Grocery prices climbed 1% in January, putting the gain at 7.4% for the 12 months through January. Cereals and bakery products led the price gains last month at 1.8%. Price increases for dairy and related products followed at 1.1%, with fruit and vegetable prices gaining 0.9% and meat, poultry, fish and egg prices increasing 0.3%.

“Grocery prices … have increased by 11% over the last two years—the fastest pace since the financial crisis—as a combination of bad weather, poor crop yields, elevated demand, and historically tight inventories pushed the price of food commodities up by nearly 40% over that same period,” Goldman Sachs economists wrote in a commentary.

And they don’t see things changing much. “While weather-related spikes in crop prices often reverse, the soaring costs of certain farming inputs—including a nearly five-fold increase in some fertilizer prices—will limit the extent to which commodity prices can meaningfully revert,” the economists said.

“With food commodity prices already having increased by an additional 6% this year and our strategists expecting them to rise further on net over the next couple quarters, the stage has been set for further substantial increases in retail food prices this year.”

Goldman forecasts grocery price will ascend another 5% to 6% in 2022, though it sees risks in both directions to that forecast.

Rising Costs For Farmers

Farmers face much higher prices for everything from fertilizer to seeds, to equipment repair, to anti-weed chemicals to labor, The Wall Street Journal reports.

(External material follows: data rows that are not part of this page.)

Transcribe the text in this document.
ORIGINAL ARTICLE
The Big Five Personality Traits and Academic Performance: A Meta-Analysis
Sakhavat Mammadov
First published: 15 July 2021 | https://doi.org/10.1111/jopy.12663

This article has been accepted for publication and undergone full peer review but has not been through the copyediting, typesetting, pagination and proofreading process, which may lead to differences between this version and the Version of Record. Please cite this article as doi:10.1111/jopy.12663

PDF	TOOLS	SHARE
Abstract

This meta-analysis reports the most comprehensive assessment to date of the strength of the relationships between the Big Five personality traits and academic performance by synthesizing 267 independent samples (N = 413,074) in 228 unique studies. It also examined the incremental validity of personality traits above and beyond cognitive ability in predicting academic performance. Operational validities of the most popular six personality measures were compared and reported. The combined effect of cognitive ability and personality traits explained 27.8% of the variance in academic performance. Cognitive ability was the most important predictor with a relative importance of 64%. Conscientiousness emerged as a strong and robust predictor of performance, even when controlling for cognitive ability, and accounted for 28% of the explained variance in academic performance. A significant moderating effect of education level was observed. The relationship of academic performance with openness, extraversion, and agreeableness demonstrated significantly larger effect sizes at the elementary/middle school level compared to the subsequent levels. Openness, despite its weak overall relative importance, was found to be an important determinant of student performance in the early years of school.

And higher prices for farmers mean higher prices for groceries.

“Fertilizer costs, which normally make up more than one-third of input costs for nitrogen-intensive crops like corn, have soared since the start of the pandemic,” the Goldman economists said.

“And with diesel and seed prices also set to rise by nearly double digits, our commodity strategists estimate that corn input costs will increase 17% this year.”

Rising costs for farmers could lead to output cuts for corn and other crops, boosting food prices, analysts told The Journal.

“I don’t think there is any reprieve for food prices to come down,” Kevin McNew, chief economist for the Farmers Business Network, an agricultural supplies market, told the paper. “It’s not just a logistics issue, or supply-chain issue to grocery stores, it’s deeper rooted than that.”

Cereal Prices Are Rising

Meat prices jumped 15% last year, and Tyson Foods  (TSN) – Get Tyson Foods, Inc. Class A Report CEO Donnie King gave no indication that will change soon in a conference call with reporters last week, MarketWatch reports. “We’re seeing inflation across our supply chain,” he said.

Breakfast-cereal prices ascended 5.2% in the 12 months through January amid higher costs for ingredients, such as wheat, corn and oil.

Kellogg  (K) – Get Kellogg Company Report CEO Steve Cahillane sees widespread inflationary pressure. “Bottlenecks and shortages on everything from labor to materials to freight impeded supply across the global economy and created incremental costs and inefficiencies that were difficult to plan for,” he said, according to Food Dive.